In diesen Aufzeichnungen wird übrigens alles festgehalten, was auf der Erde und im Himmel passiert – jeder Atemzug, jede Bewegung, jede Bemerkung, nichts bleibt im Verborgenen, kein noch so kleiner Gedanke, den man gedankenlos gedacht hat.

 

The heavenly brothers are watching you…

Es lebe das lückenlose Protokoll!

Das Protokollieren ist normalerweise die erste Stufe auf dem Weg zum gehobenen Engelsdienst, aber manche von den mittlerweile über sieben Milliarden Mitarbeitern im Protokollwesen schaffen es nur schwerlich aus den unzähligen Mega-Towern heraus. Da muss man zäh sein, sehr zäh.

Die Akasha City ist für Erdmenschen überhaupt nicht vorstellbar – dagegen ist Manhattan ein überschaubares Kleinstädtchen mit ein paar netten Hochhäusern. Hier oben sind die Dimensionen halt ein bisschen anders als auf der guten alten, gemütlichen Erde…

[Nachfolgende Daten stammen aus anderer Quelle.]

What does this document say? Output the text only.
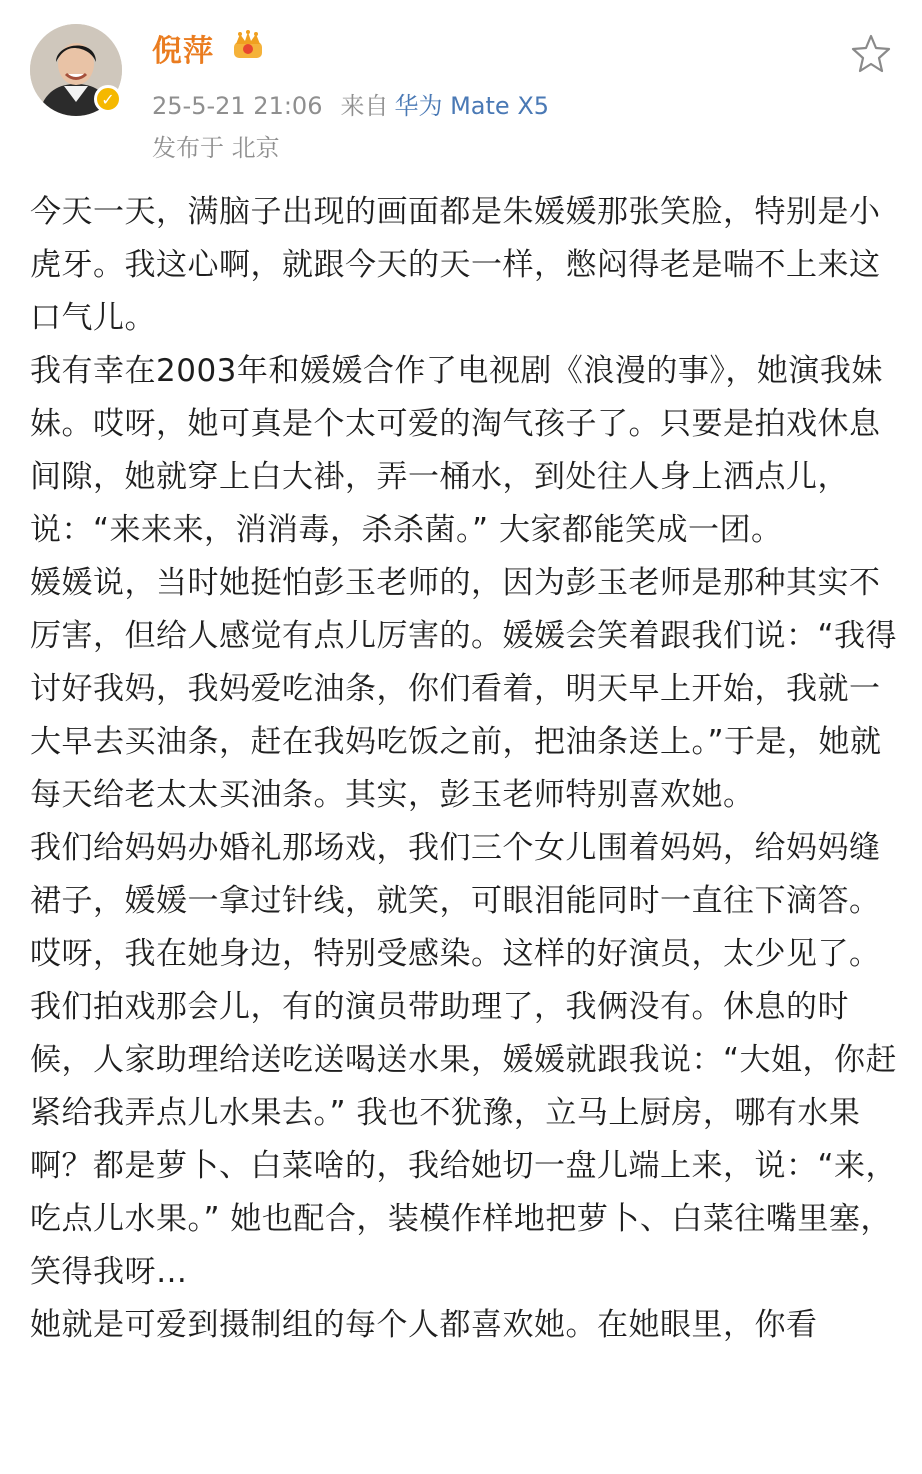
✓
倪萍
25-5-21 21:06 来自 华为 Mate X5
发布于 北京

今天一天，满脑子出现的画面都是朱媛媛那张笑脸，特别是小虎牙。我这心啊，就跟今天的天一样，憋闷得老是喘不上来这口气儿。

我有幸在2003年和媛媛合作了电视剧《浪漫的事》，她演我妹妹。哎呀，她可真是个太可爱的淘气孩子了。只要是拍戏休息间隙，她就穿上白大褂，弄一桶水，到处往人身上洒点儿，说：“来来来，消消毒，杀杀菌。” 大家都能笑成一团。

媛媛说，当时她挺怕彭玉老师的，因为彭玉老师是那种其实不厉害，但给人感觉有点儿厉害的。媛媛会笑着跟我们说：“我得讨好我妈，我妈爱吃油条，你们看着，明天早上开始，我就一大早去买油条，赶在我妈吃饭之前，把油条送上。”于是，她就每天给老太太买油条。其实，彭玉老师特别喜欢她。

我们给妈妈办婚礼那场戏，我们三个女儿围着妈妈，给妈妈缝裙子，媛媛一拿过针线，就笑，可眼泪能同时一直往下滴答。哎呀，我在她身边，特别受感染。这样的好演员，太少见了。

我们拍戏那会儿，有的演员带助理了，我俩没有。休息的时候，人家助理给送吃送喝送水果，媛媛就跟我说：“大姐，你赶紧给我弄点儿水果去。” 我也不犹豫，立马上厨房，哪有水果啊？都是萝卜、白菜啥的，我给她切一盘儿端上来，说：“来，吃点儿水果。” 她也配合，装模作样地把萝卜、白菜往嘴里塞，笑得我呀…

她就是可爱到摄制组的每个人都喜欢她。在她眼里，你看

Wer Glück hat und als geeignet erscheint, wird eines Tages abgezogen und kann seine Laufbahn auf der Karriereleiter antreten: Lehrengel, Geselle, vielleicht macht er noch seinen Meister, und wenn er sich da bewährt hat, könnte er sogar in den gehobenen Dienst einberufen werden – dann ist man so eine Art James Bond unter den Himmelsbediensteten, man ist also unterwegs im Namen der Majestäten.

Nicht zu vergessen, man bekommt noch ein eigenes Apartmenthaus im vornehmen „Gabriel-Distrikt“, das ist ein schickes Viertel in einer Top-Lage, von einem Stararchitekten entworfen und 1a-gepflegt. Dazu ein wirklich sattes Gehalt und die Garantie für den Eintritt in den Siebten Himmel direkt nach Erreichen des Rentenalters. Der himmlische Lottogewinn schlechthin!

Aber der Weg dahin ist weit und steinig, deshalb bleiben viele auf der Strecke und tippen sich über die Jahrhunderte die Finger wund. Der Job in den Towern ist aber krisensicher, das darf man nicht vergessen. Und der Bedarf an Protokollanten wächst stetig, es kommt auch zu wenig Nachwuchs nach.

Tja, die Überbevölkerung, die macht der Firma schon schwer zu schaffen. Im wahrsten Sinne des Wortes…

„Herr Fried-Karl Moser, wie war das mit der Krankschreibung also nochmal? Sechs Wochen waren das schon?“, holte mich der Amtsarzt aus meinen Überlegungen. Ich zuckte zusammen.

„Sechs Wochen, das müsste wohl korrekt sein.“

Dann folgte eine lange Kunstpause. Auch wenn von Kunst in Zusammenhang mit dem strengen Amtsarzt nicht die Rede sein konnte.

„Ich denke, wir werden nicht drum herumkommen“, tat er kurz darauf betroffen und versuchte dabei ein noch wichtigeres Gesicht als vorher zu machen. Und ich Dummerchen fiel auch noch glatt darauf herein. Mir wurde himmelangst und bange. Und das mitten im Himmel selbst, das muss man sich mal vorstellen!